Num país com quase 30 partidos no Congresso Nacional e mais 56 à espera de legalização, é difícil ser notícia por fundar uma nova força política. Mas o Frente Favela Brasil (FFB), que se apresentou na segunda-feira no carioca Morro da Previdência, a mais antiga favela brasileira, conseguiu. Com o objetivo de representar os 15 milhões que moram em comunidades carenciadas e a maior parte dos 54% de cidadãos que se declaram negros ou pardos [a expressão oficial para definir descendentes de brancos, negros e ameríndios miscigenados], a FFB tem potencial para baralhar as contas nas eleições de 2018.
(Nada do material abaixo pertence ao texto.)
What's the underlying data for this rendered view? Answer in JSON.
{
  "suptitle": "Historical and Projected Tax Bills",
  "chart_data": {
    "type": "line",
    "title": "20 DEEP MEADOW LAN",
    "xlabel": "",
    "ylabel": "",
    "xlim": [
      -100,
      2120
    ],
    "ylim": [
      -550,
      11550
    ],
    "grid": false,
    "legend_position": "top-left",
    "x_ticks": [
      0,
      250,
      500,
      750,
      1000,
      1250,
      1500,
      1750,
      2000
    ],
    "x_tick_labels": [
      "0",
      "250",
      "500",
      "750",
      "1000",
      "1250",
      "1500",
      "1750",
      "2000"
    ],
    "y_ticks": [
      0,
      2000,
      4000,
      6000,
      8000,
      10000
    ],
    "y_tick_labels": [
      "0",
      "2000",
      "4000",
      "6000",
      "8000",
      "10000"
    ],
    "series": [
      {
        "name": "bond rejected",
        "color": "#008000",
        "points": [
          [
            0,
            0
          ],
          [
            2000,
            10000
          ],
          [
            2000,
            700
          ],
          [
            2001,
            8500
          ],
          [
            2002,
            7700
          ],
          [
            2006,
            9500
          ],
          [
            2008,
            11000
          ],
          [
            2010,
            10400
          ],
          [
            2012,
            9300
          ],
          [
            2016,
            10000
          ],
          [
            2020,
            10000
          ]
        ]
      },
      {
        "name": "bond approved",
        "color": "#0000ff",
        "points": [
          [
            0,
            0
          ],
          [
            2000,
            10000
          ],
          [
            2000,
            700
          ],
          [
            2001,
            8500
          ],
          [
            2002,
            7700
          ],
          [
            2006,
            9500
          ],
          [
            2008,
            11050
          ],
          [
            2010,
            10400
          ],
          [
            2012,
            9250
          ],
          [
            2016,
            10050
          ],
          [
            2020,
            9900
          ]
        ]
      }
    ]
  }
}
"Representamos os negros e os moradores de favela, pretendemos dar poder a quem só é usado eleitoralmente", disse ao jornal El País Brasil Celso Athayde, idealizador do movimento e um dos porta-vozes do grupo [ver caixa]. "Todos os partidos dizem que vão governar em nome dos marginalizados e oprimidos, o que propomos é que os marginalizados e oprimidos façam o seu próprio governo", prosseguiu o empresário de 54 anos em reportagem do HuffPost Brasil.
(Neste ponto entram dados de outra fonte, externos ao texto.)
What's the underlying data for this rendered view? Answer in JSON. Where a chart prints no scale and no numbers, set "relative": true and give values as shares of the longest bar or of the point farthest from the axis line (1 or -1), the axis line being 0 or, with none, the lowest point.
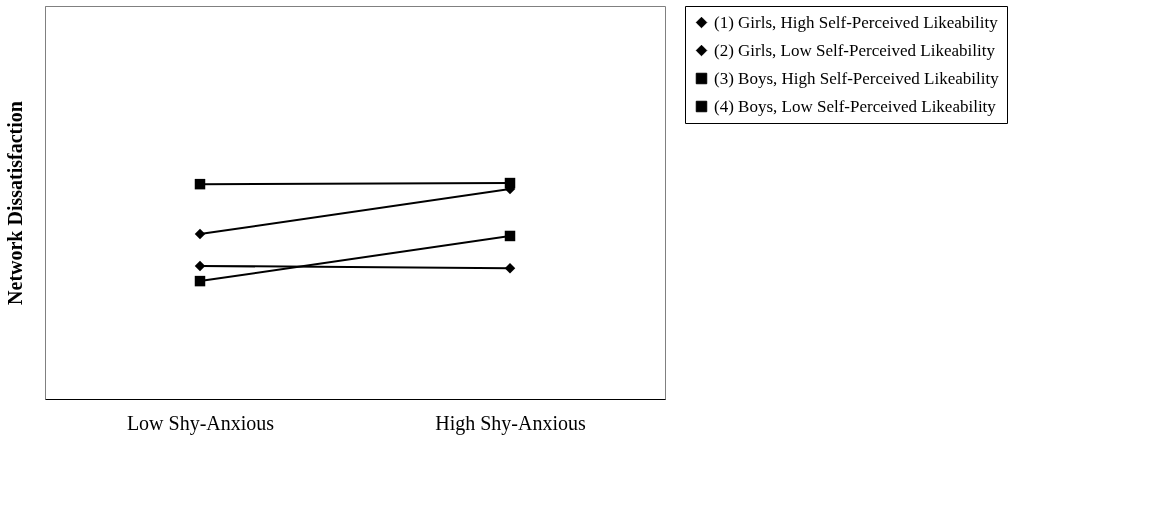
{
  "chart_data": {
    "type": "line",
    "relative": true,
    "ylabel": "Network Dissatisfaction",
    "categories": [
      "Low Shy-Anxious",
      "High Shy-Anxious"
    ],
    "series": [
      {
        "name": "(1) Girls, High Self-Perceived Likeability",
        "color": "#000000",
        "marker": "diamond",
        "values": [
          0.616,
          0.606
        ]
      },
      {
        "name": "(2) Girls, Low Self-Perceived Likeability",
        "color": "#000000",
        "marker": "diamond",
        "values": [
          0.764,
          0.972
        ]
      },
      {
        "name": "(3) Boys, High Self-Perceived Likeability",
        "color": "#000000",
        "marker": "square",
        "values": [
          0.546,
          0.755
        ]
      },
      {
        "name": "(4) Boys, Low Self-Perceived Likeability",
        "color": "#000000",
        "marker": "square",
        "values": [
          0.995,
          1.0
        ]
      }
    ],
    "legend": "right",
    "grid": false,
    "line_style": "solid"
  }
}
Além de segundo o Instituto Brasileiro de Geografia e Estatística, 54% da população brasileira se declarar negra ou parda, o Ministério das Cidades estima que nas favelas espalhadas pelo país morem perto de 15 milhões de brasileiros e dados do Instituto Data Brasil, empresa fundada por Athayde, calculam que essas comunidades gerem um PIB de 70 mil milhões de reais [quase 20 mil milhões de euros] por ano. "Somos do tamanho da Bolívia e temos a economia do Paraguai", disse à Agência Brasil Anderson Quack, coordenador do partido no Distrito Federal.
"E, no entanto, os negros que estão na política resumem-se a uma salinha reservada para eles", lamenta Athayde, referindo-se, entre outros, ao "tucanafro", pequeno núcleo do PSDB para políticos negros. O fundador da FFB pergunta "se em 513 deputados federais não pode haver, pelo menos, uns 100 negros?". "Nós não queremos revanche, nem inverter a lógica, não recusamos brancos no partido, nem desejamos tirar os não negros do poder mas queremos que as nossas exigências sejam ouvidas e votadas".
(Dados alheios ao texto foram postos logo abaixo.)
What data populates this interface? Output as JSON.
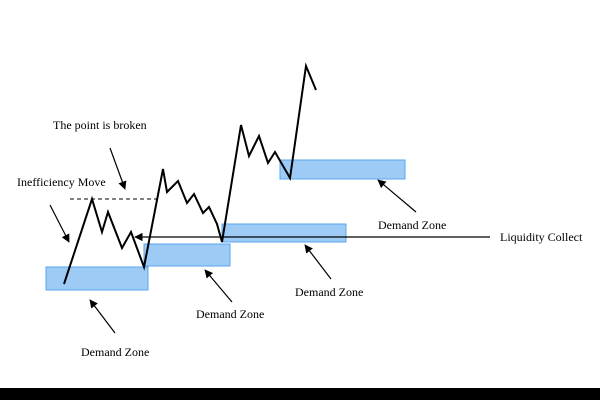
{
  "colors": {
    "background": "#ffffff",
    "zone_fill": "#9ecbf5",
    "zone_stroke": "#5aa5ee",
    "line": "#000000",
    "bottom_bar": "#000000"
  },
  "labels": {
    "point_broken": "The point is broken",
    "inefficiency_move": "Inefficiency Move",
    "demand_zone_1": "Demand Zone",
    "demand_zone_2": "Demand Zone",
    "demand_zone_3": "Demand Zone",
    "demand_zone_4": "Demand Zone",
    "liquidity_collect": "Liquidity Collect"
  }
}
Para atrair quadros para a FFB, Athayde vai fazendo prospeção em favelas: "Buscamos líderes que se sintam potentes, não que se sintam carentes e impotentes". O partido pretende que 50% dos seus membros sejam mulheres e que também um em cada dois militantes tenha de 18 a 35 anos e abre espaço à heterogeneidade. Na copresidência do partido estão Patrícia Alencar, do Morro do Papagaio, em Belo Horizonte, educadora e candomblecista, e Wanderson Maia, cientista político, católico, homossexual, criado nos subúrbios do Rio. Os vice-presidentes são uma indígena do Pelourinho, no centro de Salvador, e um pastor evangélico da favela de Vila Clara, em São Paulo. "Os negros e favelados estão na periferia da política, é a classe branca e burocrática que legisla no nosso nome, está na hora de romper essas barreiras", defende o copresidente.
Ao longo da semana, representantes da FFB foram a Brasília entregar os papéis para formar o partido e iniciar o processo de recolha das 510 mil assinaturas necessárias. Os membros do FFB são voluntários e, caso eleitos deputados ou senadores, devem doar metade do ordenado a um fundo dedicado a projetos sociais nas favelas. Candidato próprio à presidência? Para já nada decidido. E à pergunta se o partido é de esquerda ou de direita, Anderson Quack responde "nem esquerdista, nem direitista, favelista".